Financial institutions borrowed Rs1.3 trillion (Dh86.6 billion) on average per day this year, the most since the Reserve Bank of India started lending through repurchase auctions in 2000. Foreign-exchange reserves have dropped $29 billion (Dh106.6 billion) from a record in September as the central bank bought rupees to stem the 18 per cent slide in the currency over the period.

The shortage of funds is increasing pressure on Governor Duvvuri Subbarao to step up purchases of government notes to support an economy growing at the slowest pace in three years. The central bank bought Rs209 billion of sovereign securities this month, spurring gains of 1.3 per cent for local-currency bonds, the best performance among regional markets monitored by HSBC Holdings Plc.

"The tight liquidity is a reflection of the Reserve Bank's intervention in the currency markets," N.S. Venkatesh, the Mumbai-based head of treasury at state-owned IDBI Bank Ltd., said in an interview. "The central bank will continue to take steps to boost cash in the banking system to help spur growth."

Call rate

The rupee weakened for a fourth consecutive day yesterday, declining 0.5 per cent to 56.40 per dollar. It has slid 9.6 per cent this quarter, compared with a 10.6 per cent slump in Brazil's real and a 7.3 per cent drop in Russia's rouble. The yuan, whose trading range is controlled by the People's Bank of China, has fallen 0.6 per cent.

India's money-supply growth slowed to 13.4 per cent in the year through May 4 from 15.6 per cent in the 12 months through December 30 as foreign-exchange reserves dropped $16.3 billion, central bank data show. The call-money rate, at which lenders borrow from one another overnight, has climbed 46 basis points, or 0.46 percentage point, to 8.26 per cent in the past week. Short-term rates will "stay elevated", Morgan Stanley analysts including Upasana Chachra wrote in a note to clients yesterday.

Gross domestic product in the year ended March probably rose 6.9 per cent, the least since 2009, according to the government's advance estimate before final numbers due next week. Slowing growth and cash shortages will force the central bank to cut banks' reserve requirements for a third time this year when it meets on June 18, according to Mumbai-based IndusInd Bank Ltd.

"The money market is facing a severe liquidity squeeze due to aggressive dollar sales by the RBI," J. Moses Harding, the Mumbai-based executive vice-president at IndusInd, said in an interview on May 22. "A 50 basis point to 75 basis point cut in cash reserve ratio is possible next month."

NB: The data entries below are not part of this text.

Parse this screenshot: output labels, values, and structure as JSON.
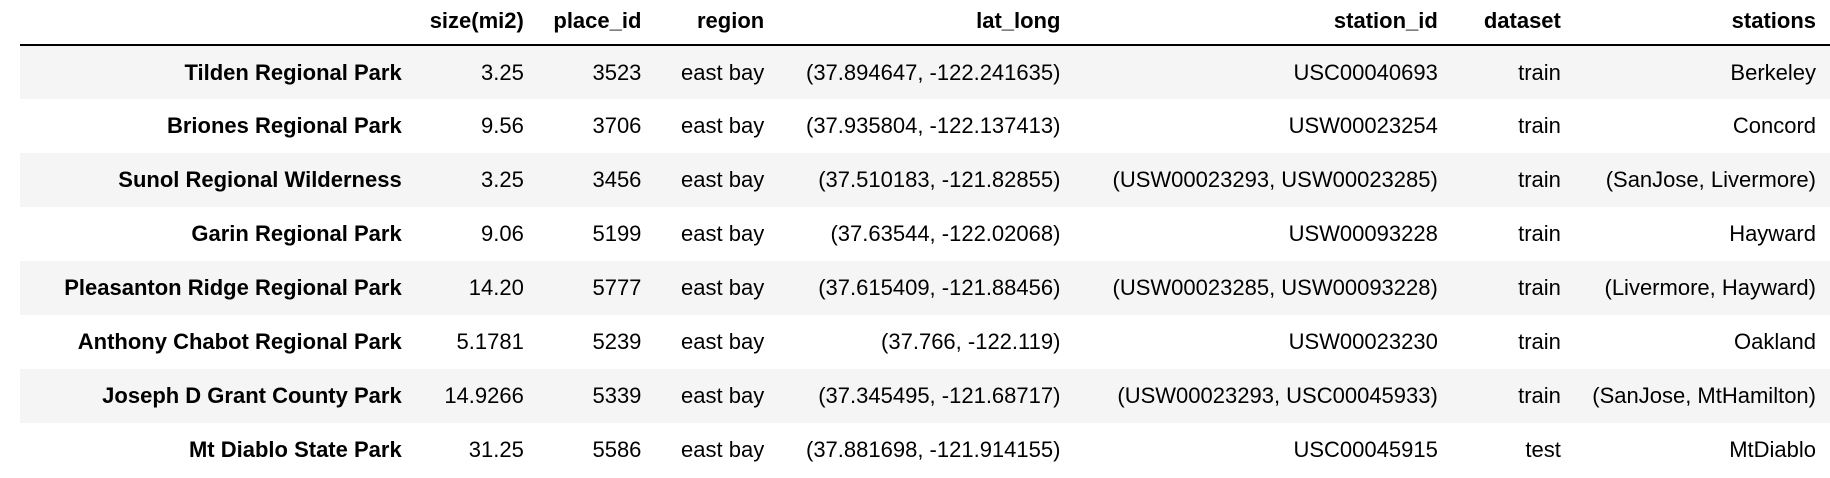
{
  "table": {
    "index_header": "",
    "columns": [
      "size(mi2)",
      "place_id",
      "region",
      "lat_long",
      "station_id",
      "dataset",
      "stations"
    ],
    "rows": [
      {
        "index": "Tilden Regional Park",
        "cells": [
          "3.25",
          "3523",
          "east bay",
          "(37.894647, -122.241635)",
          "USC00040693",
          "train",
          "Berkeley"
        ]
      },
      {
        "index": "Briones Regional Park",
        "cells": [
          "9.56",
          "3706",
          "east bay",
          "(37.935804, -122.137413)",
          "USW00023254",
          "train",
          "Concord"
        ]
      },
      {
        "index": "Sunol Regional Wilderness",
        "cells": [
          "3.25",
          "3456",
          "east bay",
          "(37.510183, -121.82855)",
          "(USW00023293, USW00023285)",
          "train",
          "(SanJose, Livermore)"
        ]
      },
      {
        "index": "Garin Regional Park",
        "cells": [
          "9.06",
          "5199",
          "east bay",
          "(37.63544, -122.02068)",
          "USW00093228",
          "train",
          "Hayward"
        ]
      },
      {
        "index": "Pleasanton Ridge Regional Park",
        "cells": [
          "14.20",
          "5777",
          "east bay",
          "(37.615409, -121.88456)",
          "(USW00023285, USW00093228)",
          "train",
          "(Livermore, Hayward)"
        ]
      },
      {
        "index": "Anthony Chabot Regional Park",
        "cells": [
          "5.1781",
          "5239",
          "east bay",
          "(37.766, -122.119)",
          "USW00023230",
          "train",
          "Oakland"
        ]
      },
      {
        "index": "Joseph D Grant County Park",
        "cells": [
          "14.9266",
          "5339",
          "east bay",
          "(37.345495, -121.68717)",
          "(USW00023293, USC00045933)",
          "train",
          "(SanJose, MtHamilton)"
        ]
      },
      {
        "index": "Mt Diablo State Park",
        "cells": [
          "31.25",
          "5586",
          "east bay",
          "(37.881698, -121.914155)",
          "USC00045915",
          "test",
          "MtDiablo"
        ]
      }
    ]
  }
}
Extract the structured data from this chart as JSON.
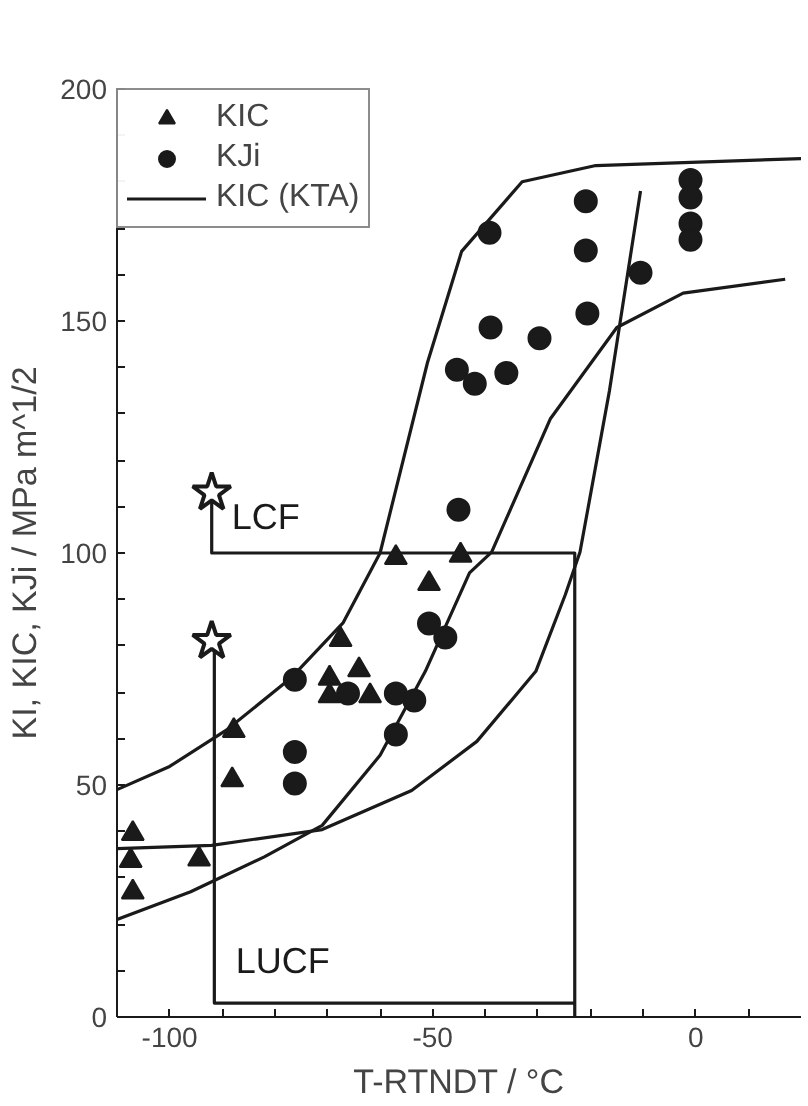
{
  "chart_data": {
    "type": "scatter",
    "xlabel": "T-RTNDT / °C",
    "ylabel": "KI, KIC, KJi / MPa m^1/2",
    "xlim": [
      -110,
      20
    ],
    "ylim": [
      0,
      200
    ],
    "xticks": [
      {
        "value": -110,
        "label": null
      },
      -100,
      {
        "value": -90,
        "label": null
      },
      {
        "value": -80,
        "label": null
      },
      {
        "value": -70,
        "label": null
      },
      {
        "value": -60,
        "label": null
      },
      -50,
      {
        "value": -40,
        "label": null
      },
      {
        "value": -30,
        "label": null
      },
      {
        "value": -20,
        "label": null
      },
      {
        "value": -10,
        "label": null
      },
      0,
      {
        "value": 10,
        "label": null
      }
    ],
    "yticks": [
      0,
      {
        "value": 10,
        "label": null
      },
      {
        "value": 20,
        "label": null
      },
      {
        "value": 30,
        "label": null
      },
      {
        "value": 40,
        "label": null
      },
      50,
      {
        "value": 60,
        "label": null
      },
      {
        "value": 70,
        "label": null
      },
      {
        "value": 80,
        "label": null
      },
      {
        "value": 90,
        "label": null
      },
      100,
      {
        "value": 110,
        "label": null
      },
      {
        "value": 120,
        "label": null
      },
      {
        "value": 130,
        "label": null
      },
      {
        "value": 140,
        "label": null
      },
      150,
      {
        "value": 160,
        "label": null
      },
      {
        "value": 170,
        "label": null
      },
      {
        "value": 180,
        "label": null
      },
      {
        "value": 190,
        "label": null
      },
      200
    ],
    "grid": false,
    "legend": "top left",
    "line_style": "solid",
    "series": [
      {
        "name": "KIC",
        "marker": "triangle",
        "color": "#1a1a1a",
        "x": [
          -107,
          -107.4,
          -107,
          -94.4,
          -87.8,
          -88.1,
          -67.5,
          -69.6,
          -64,
          -69.6,
          -61.9,
          -57,
          -44.7,
          -50.7
        ],
        "values": [
          39.5,
          33.7,
          26.9,
          34,
          61.7,
          51.1,
          81.3,
          73,
          74.8,
          69.2,
          69.2,
          99,
          99.5,
          93.4
        ]
      },
      {
        "name": "KJi",
        "marker": "circle",
        "color": "#1a1a1a",
        "x": [
          -76.2,
          -76.2,
          -76.2,
          -66.1,
          -57,
          -53.5,
          -57,
          -50.7,
          -47.6,
          -45.1,
          -45.4,
          -42,
          -36,
          -39,
          -29.7,
          -39.2,
          -20.9,
          -20.9,
          -20.6,
          -10.5,
          -1,
          -1,
          -1,
          -1
        ],
        "values": [
          72.7,
          57.1,
          50.3,
          69.7,
          69.7,
          68.2,
          60.9,
          84.8,
          81.8,
          109.3,
          139.5,
          136.5,
          138.8,
          148.6,
          146.3,
          169,
          175.8,
          165.2,
          151.6,
          160.4,
          180.4,
          176.6,
          171,
          167.5
        ]
      },
      {
        "name": "KIC (KTA)",
        "type": "line",
        "marker": "none",
        "color": "#1a1a1a",
        "x": [
          -110,
          -100,
          -89,
          -77,
          -67,
          -60,
          -51,
          -44.5,
          -33,
          -19,
          20
        ],
        "values": [
          49,
          54,
          62,
          73,
          85,
          100,
          141,
          165,
          180,
          183.5,
          185
        ]
      },
      {
        "type": "line",
        "marker": "none",
        "color": "#1a1a1a",
        "x": [
          -110,
          -96,
          -82,
          -71,
          -60,
          -51.4,
          -43,
          -38.8,
          -27.6,
          -15,
          -2.4,
          17
        ],
        "values": [
          21,
          27,
          34.5,
          41.3,
          56.4,
          74.5,
          95.7,
          100.2,
          129,
          148.6,
          156,
          159
        ]
      },
      {
        "type": "line",
        "marker": "none",
        "color": "#1a1a1a",
        "x": [
          -110,
          -92,
          -71,
          -54,
          -41.6,
          -30.4,
          -24.8,
          -22,
          -16.4,
          -10.5
        ],
        "values": [
          36.3,
          37,
          40.4,
          48.8,
          59.4,
          74.5,
          91,
          100.2,
          135,
          178
        ]
      },
      {
        "type": "line",
        "marker": "none",
        "color": "#1a1a1a",
        "x": [
          -92,
          -92,
          -23,
          -23
        ],
        "values": [
          113,
          100,
          100,
          0
        ]
      },
      {
        "type": "line",
        "marker": "none",
        "color": "#1a1a1a",
        "x": [
          -91.5,
          -91.5,
          -23
        ],
        "values": [
          81,
          3,
          3
        ]
      },
      {
        "marker": "star",
        "color": "#1a1a1a",
        "x": [
          -92,
          -92
        ],
        "values": [
          113,
          81
        ]
      }
    ],
    "annotations": [
      "LCF",
      "LUCF"
    ]
  }
}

He predicts the central bank will buy at least Rs1.5 trillion of bonds in the year that began April 1, about 15 per cent more than in the prior 12 months. Standard Chartered Plc, which shares the outlook, predicts policy makers will cut the cash- reserve ratio by 50 basis points to 4.25 per cent in the remainder of the fiscal year after trimming it by 125 basis points so far.

Benchmark sale

The nation's benchmark notes were little changed yesterday, with yields at the lowest level since May 15, after the Reserve Bank said on May 22 it will buy Rs120 billion of securities this week. The yield on the 8.79 per cent bonds due November 2021 was 8.51 per cent, having dropped 17 basis points this month. The difference between the notes and comparable US Treasuries has shrunk 20 basis points from a record high reached in November to 677 basis points.

The government may sell a new 10-year bond in the next two weeks to replace the current benchmark before tapering off purchases from the market, according to ICICI Securities Primary Dealership Ltd.

"The open-market bond purchases are probably more than offsetting the extent of intervention in the currency market," Sandeep Bagla, a Mumbai-based senior vice-president at ICICI Securities Primary Dealership, said in an interview on May 23. "The liquidity deficit will come down and the RBI may pause buying of bonds."

"Bond investors are finding solace" from the central bank's intervention in the currency market, Anoop Verma, a Mumbai-based fixed-income trader at Development Credit Bank, said in an interview yesterday. "Since dollar sales are tightening liquidity, it gives comfort that the central bank will continue to purchase debt."